Bank of America Corp.'s Merrill Lynch division on Thursday reportedly agreed to pay a $131.8 million penalty to settle charges by the Securities and Exchange Commission (SEC) that the bank failed to tell investors that hedge fund Magnetar Capital played a significant role in selecting assets for two mortgage-backed securities issued in 2006 and 2007.
Magnetar, which held both equity and short positions in the collateralized debt obligations (CDOs) known as Octans I CDO Ltd. and Norma CDO I Ltd., exercised significant influence over the selection of collateral for the investments, the Securities and Exchange Commission said in a statement.

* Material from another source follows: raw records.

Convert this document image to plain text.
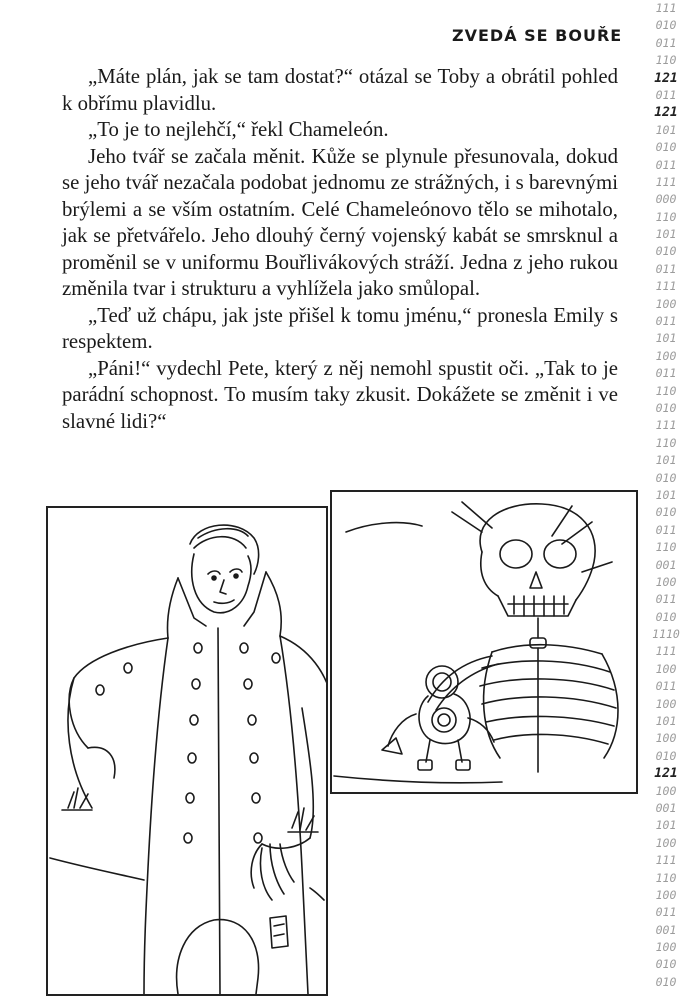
ZVEDÁ SE BOUŘE

„Máte plán, jak se tam dostat?“ otázal se Toby a obrátil pohled k obřímu plavidlu.

„To je to nejlehčí,“ řekl Chameleón.

Jeho tvář se začala měnit. Kůže se plynule přesunovala, dokud se jeho tvář nezačala podobat jednomu ze strážných, i s barevnými brýlemi a se vším ostatním. Celé Chameleónovo tělo se mihotalo, jak se přetvářelo. Jeho dlouhý černý vojenský kabát se smrsknul a proměnil se v uniformu Bouřlivákových stráží. Jedna z jeho rukou změnila tvar i strukturu a vyhlížela jako smůlopal.

„Teď už chápu, jak jste přišel k tomu jménu,“ pronesla Emily s respektem.

„Páni!“ vydechl Pete, který z něj nemohl spustit oči. „Tak to je parádní schopnost. To musím taky zkusit. Dokážete se změnit i ve slavné lidi?“

111
010
011
110
121
011
121
101
010
011
111
000
110
101
010
011
111
100
011
101
100
011
110
010
111
110
101
010
101
010
011
110
001
100
011
010
1110
111
100
011
100
101
100
010
121
100
001
101
100
111
110
100
011
001
100
010
010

‘Merrill Lynch marketed complex CDO investments using misleading materials that portrayed an independent process for collateral selection that was in the best interests of long-term debt investors,’ said George S. Canellos, co-director of the SEC's Division of Enforcement, in a release. ‘Investors did not have the benefit of knowing that a prominent hedge fund firm with its own interests was heavily involved behind the scenes in selecting the underlying portfolios.’
The SEC also sanctioned two managing partners of investment adviser NIR Capital Management, which handled the collateral selection for Norma. The executives – Scott Shannon and Joseph Parish – agreed to pay collectively more than $472,000 and were suspended from working in the securities industry, the SEC said in a separate release.
In settling the matter, the bank admits no wrongdoing.